Michel Thévoz, spécialiste incontesté de l’art brut écrivait dans les années 80, un essai consacré à Jean Dubuffet pour la belle collection Les sentiers de la création, des éditions Skira, qu’aujourd’hui L’Atelier contemporain réédite.
Dès l’enfance il invente des « langues peau rouge », bientôt il s’initie au russe, un curé lui enseigne le latin, plus tard il apprendra l’arabe, lors d’un voyage en Argentine il se met à l’espagnol, Jean Dubuffet ne cesse d’apprendre aussi bien à parler qu’à philosopher, il étudie l’anthropologie, l’architecture, un tas d’autres choses, mais surtout pas l’art, qu’il préfère pratiquer avec ses mains d’ouvrier, la maçonnerie, la sculpture, la photographie, car il est une sorte de bricoleur boulimique et volontiers extravaguant. Il se débarrasse de toute connaissance en repartant à zéro dans chaque domaine qui l’intéresse, qui l’amuse.
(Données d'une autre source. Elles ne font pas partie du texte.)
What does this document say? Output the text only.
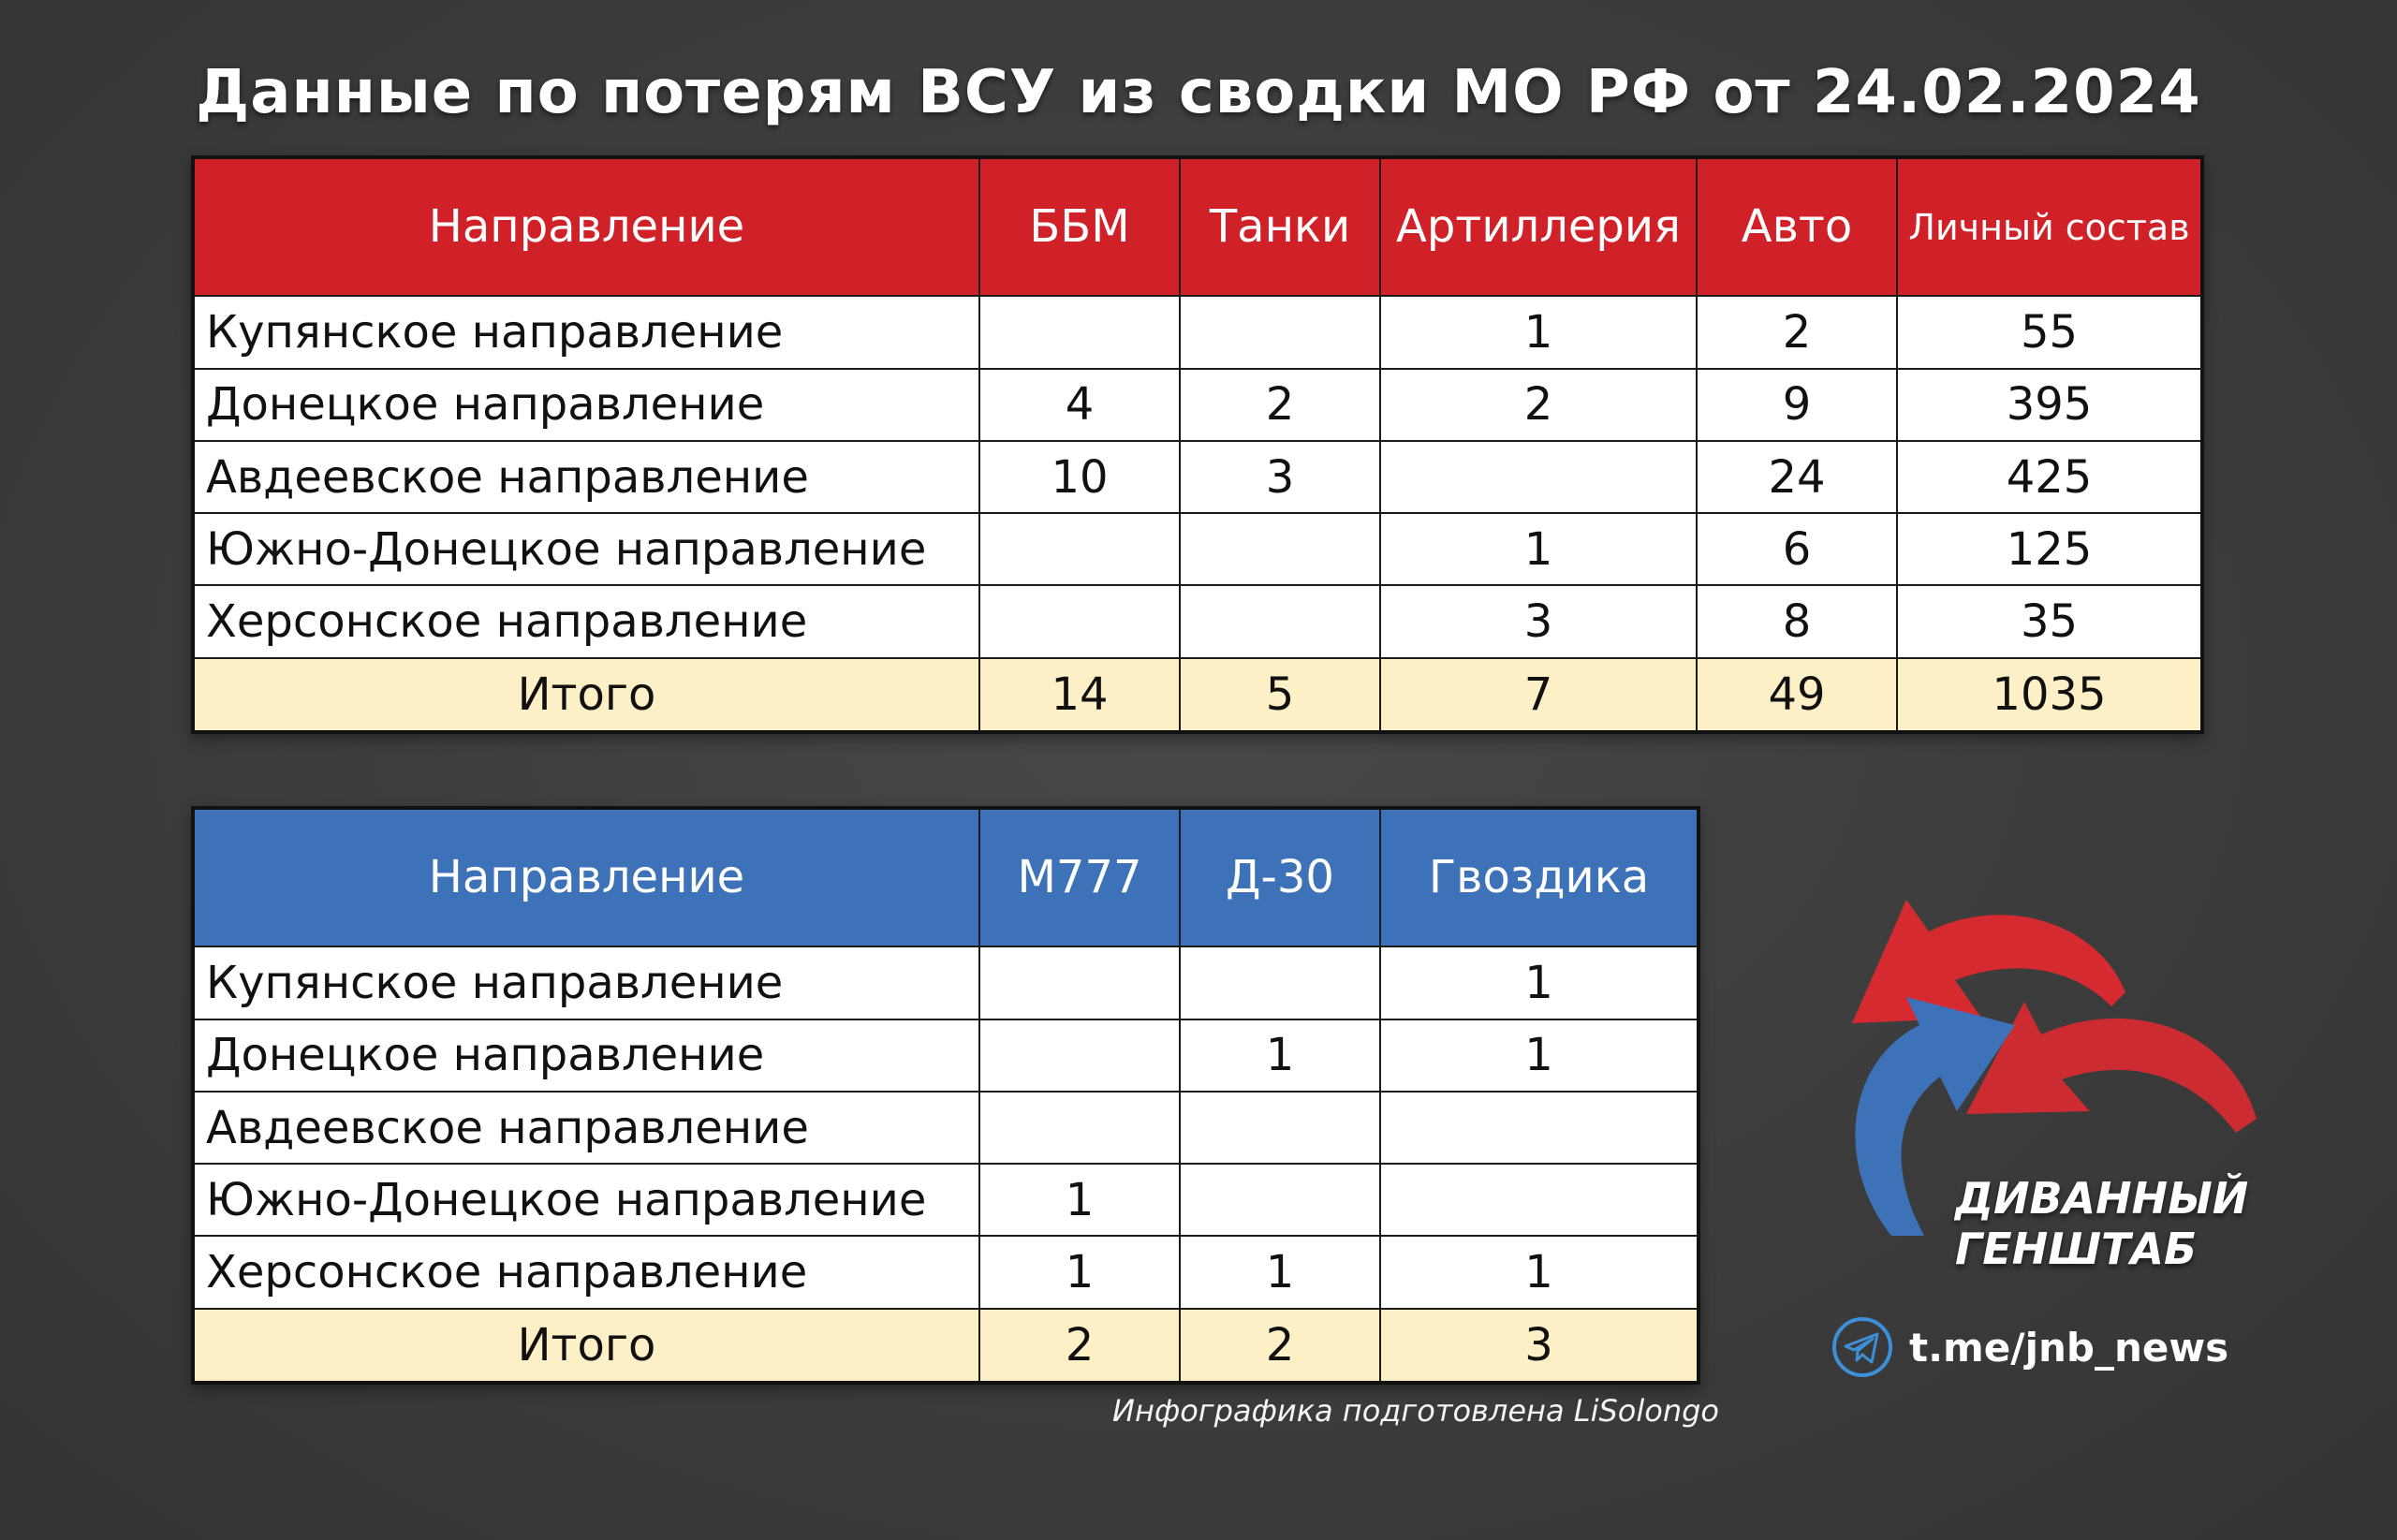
Данные по потерям ВСУ из сводки МО РФ от 24.02.2024
Направление	ББМ	Танки	Артиллерия	Авто	Личный состав
Купянское направление			1	2	55
Донецкое направление	4	2	2	9	395
Авдеевское направление	10	3		24	425
Южно-Донецкое направление			1	6	125
Херсонское направление			3	8	35
Итого	14	5	7	49	1035
Направление	M777	Д-30	Гвоздика
Купянское направление			1
Донецкое направление		1	1
Авдеевское направление			
Южно-Донецкое направление	1		
Херсонское направление	1	1	1
Итого	2	2	3
Инфографика подготовлена LiSolongo
ДИВАННЫЙ
ГЕНШТАБ
t.me/jnb_news
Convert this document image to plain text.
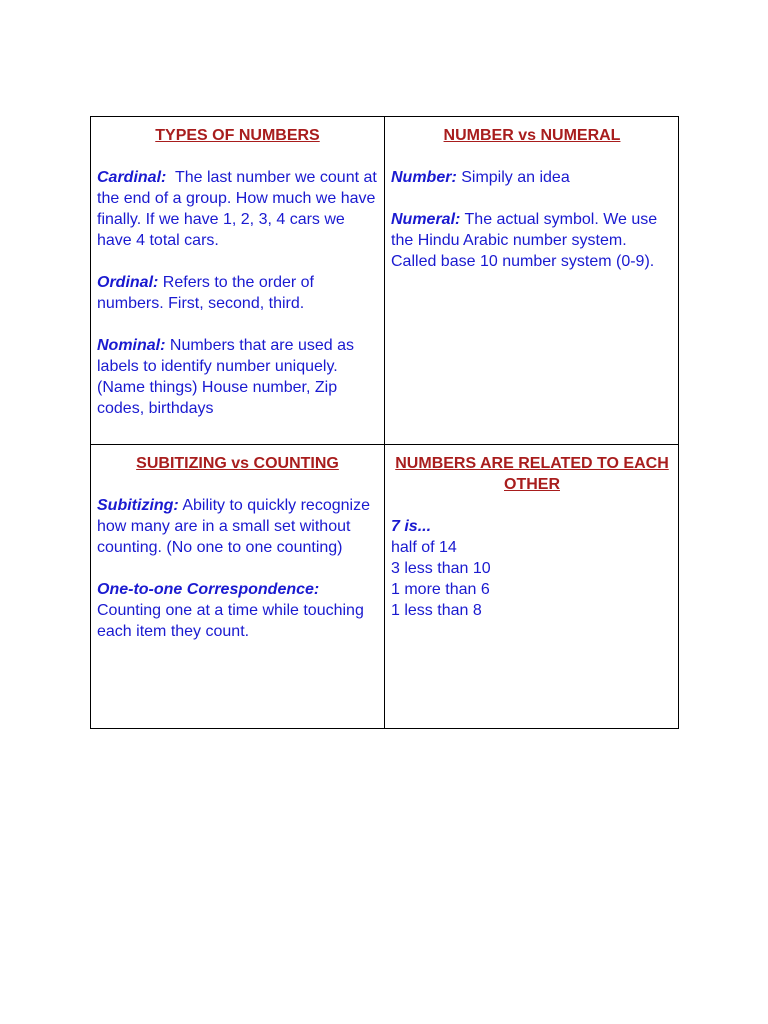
TYPES OF NUMBERS

Cardinal:  The last number we count at the end of a group. How much we have finally. If we have 1, 2, 3, 4 cars we have 4 total cars.

Ordinal: Refers to the order of numbers. First, second, third.

Nominal: Numbers that are used as labels to identify number uniquely. (Name things) House number, Zip codes, birthdays

NUMBER vs NUMERAL

Number: Simpily an idea

Numeral: The actual symbol. We use the Hindu Arabic number system. Called base 10 number system (0-9).

SUBITIZING vs COUNTING

Subitizing: Ability to quickly recognize how many are in a small set without counting. (No one to one counting)

One-to-one Correspondence:
Counting one at a time while touching each item they count.

NUMBERS ARE RELATED TO EACH OTHER

7 is...

half of 14

3 less than 10

1 more than 6

1 less than 8
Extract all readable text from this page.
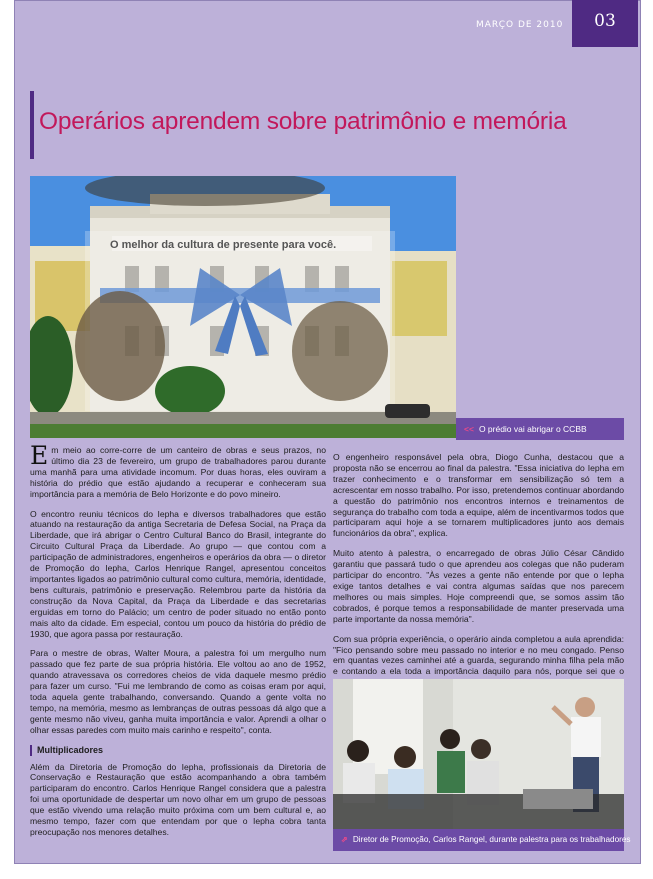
MARÇO DE 2010	03
Operários aprendem sobre patrimônio e memória
O melhor da cultura de presente para você.
<< O prédio vai abrigar o CCBB

Em meio ao corre-corre de um canteiro de obras e seus prazos, no último dia 23 de fevereiro, um grupo de trabalhadores parou durante uma manhã para uma atividade incomum. Por duas horas, eles ouviram a história do prédio que estão ajudando a recuperar e conheceram sua importância para a memória de Belo Horizonte e do povo mineiro.

O encontro reuniu técnicos do Iepha e diversos trabalhadores que estão atuando na restauração da antiga Secretaria de Defesa Social, na Praça da Liberdade, que irá abrigar o Centro Cultural Banco do Brasil, integrante do Circuito Cultural Praça da Liberdade. Ao grupo — que contou com a participação de administradores, engenheiros e operários da obra — o diretor de Promoção do Iepha, Carlos Henrique Rangel, apresentou conceitos importantes ligados ao patrimônio cultural como cultura, memória, identidade, bens culturais, patrimônio e preservação. Relembrou parte da história da construção da Nova Capital, da Praça da Liberdade e das secretarias erguidas em torno do Palácio; um centro de poder situado no então ponto mais alto da cidade. Em especial, contou um pouco da história do prédio de 1930, que agora passa por restauração.

Para o mestre de obras, Walter Moura, a palestra foi um mergulho num passado que fez parte de sua própria história. Ele voltou ao ano de 1952, quando atravessava os corredores cheios de vida daquele mesmo prédio para fazer um curso. "Fui me lembrando de como as coisas eram por aqui, toda aquela gente trabalhando, conversando. Quando a gente volta no tempo, na memória, mesmo as lembranças de outras pessoas dá algo que a gente mesmo não viveu, ganha muita importância e valor. Aprendi a olhar o olhar essas paredes com muito mais carinho e respeito", conta.

Multiplicadores

Além da Diretoria de Promoção do Iepha, profissionais da Diretoria de Conservação e Restauração que estão acompanhando a obra também participaram do encontro. Carlos Henrique Rangel considera que a palestra foi uma oportunidade de despertar um novo olhar em um grupo de pessoas que estão vivendo uma relação muito próxima com um bem cultural e, ao mesmo tempo, fazer com que entendam por que o Iepha cobra tanta preocupação nos menores detalhes.

O engenheiro responsável pela obra, Diogo Cunha, destacou que a proposta não se encerrou ao final da palestra. "Essa iniciativa do Iepha em trazer conhecimento e o transformar em sensibilização só tem a acrescentar em nosso trabalho. Por isso, pretendemos continuar abordando a questão do patrimônio nos encontros internos e treinamentos de segurança do trabalho com toda a equipe, além de incentivarmos todos que participaram aqui hoje a se tornarem multiplicadores junto aos demais funcionários da obra", explica.

Muito atento à palestra, o encarregado de obras Júlio César Cândido garantiu que passará tudo o que aprendeu aos colegas que não puderam participar do encontro. "Às vezes a gente não entende por que o Iepha exige tantos detalhes e vai contra algumas saídas que nos parecem melhores ou mais simples. Hoje compreendi que, se somos assim tão cobrados, é porque temos a responsabilidade de manter preservada uma parte importante da nossa memória".

Com sua própria experiência, o operário ainda completou a aula aprendida: "Fico pensando sobre meu passado no interior e no meu congado. Penso em quantas vezes caminhei até a guarda, segurando minha filha pela mão e contando a ela toda a importância daquilo para nós, porque sei que o

⇗ Diretor de Promoção, Carlos Rangel, durante palestra para os trabalhadores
Considérant que l’art depuis ses débuts n’a cessé d’imiter, de répéter cette imitation, il cherche à se situer en deçà de toute notion de beauté. Insistant sur ce point, Michel Thévoz écrit même qu’il y a « une sorte de racisme de la beauté qui disqualifie toute singularité au nom d’un modèle introuvable ». Dubuffet ne se veut pas cultivé, se préfère homme du commun. Briser les canons esthétiques, voilà son ressort vital. Il exècre les mondanités, les marques de culture, la culture elle-même perçue uniquement sous l’angle du conditionnement. Il s’agit pour lui de se libérer, d’oser apparaître dans sa fantaisie anti-séductrice. Quand, à plus de quarante ans, disposant de quelques années sans préoccupations matérielles, il décide de se prendre pour lui, comme font les enfants, alors il se libère en même temps de tout ce qui encombrait sa raison et ses gestes. Lui qui, jeune homme, peignait comme Suzanne Valloton, puis comme Duffy, voici qu’il met à jour son véritable caractère, qui ne doit rien à l’académisme.
« Dubuffet se piquait de peindre comme tout le monde. Mais à un ami qui lui faisait remarquer qu’en vérité il ne peignait comme personne, il rétorqua : ‘‘En vérité, je suis le seul homme au monde à peindre comme tout le monde.’’ »
L’auteur d’Asphyxiante culture découvre et collectionne les créations de personnes réputées aliénées, folles. Ce qui sera l’art brut. Il en devient vite un acteur prépondérant, à tout niveau. Lui comme beaucoup de ces artistes bruts, dont certains sont aujourd’hui reconnus, procède notamment par l’écoute de la matière, de ses occurrences, et aime à utiliser les accidents qui chamaillent les surfaces ou les volumes ; la main n’a plus qu’à accompagner, à pousser un peu plus loin, ou jusqu’à son extrême, le délire d’une forme. Michel Thévoz évoque à ce sujet la théorie des catastrophes, du physicien René Thom, très en vogue à l’époque.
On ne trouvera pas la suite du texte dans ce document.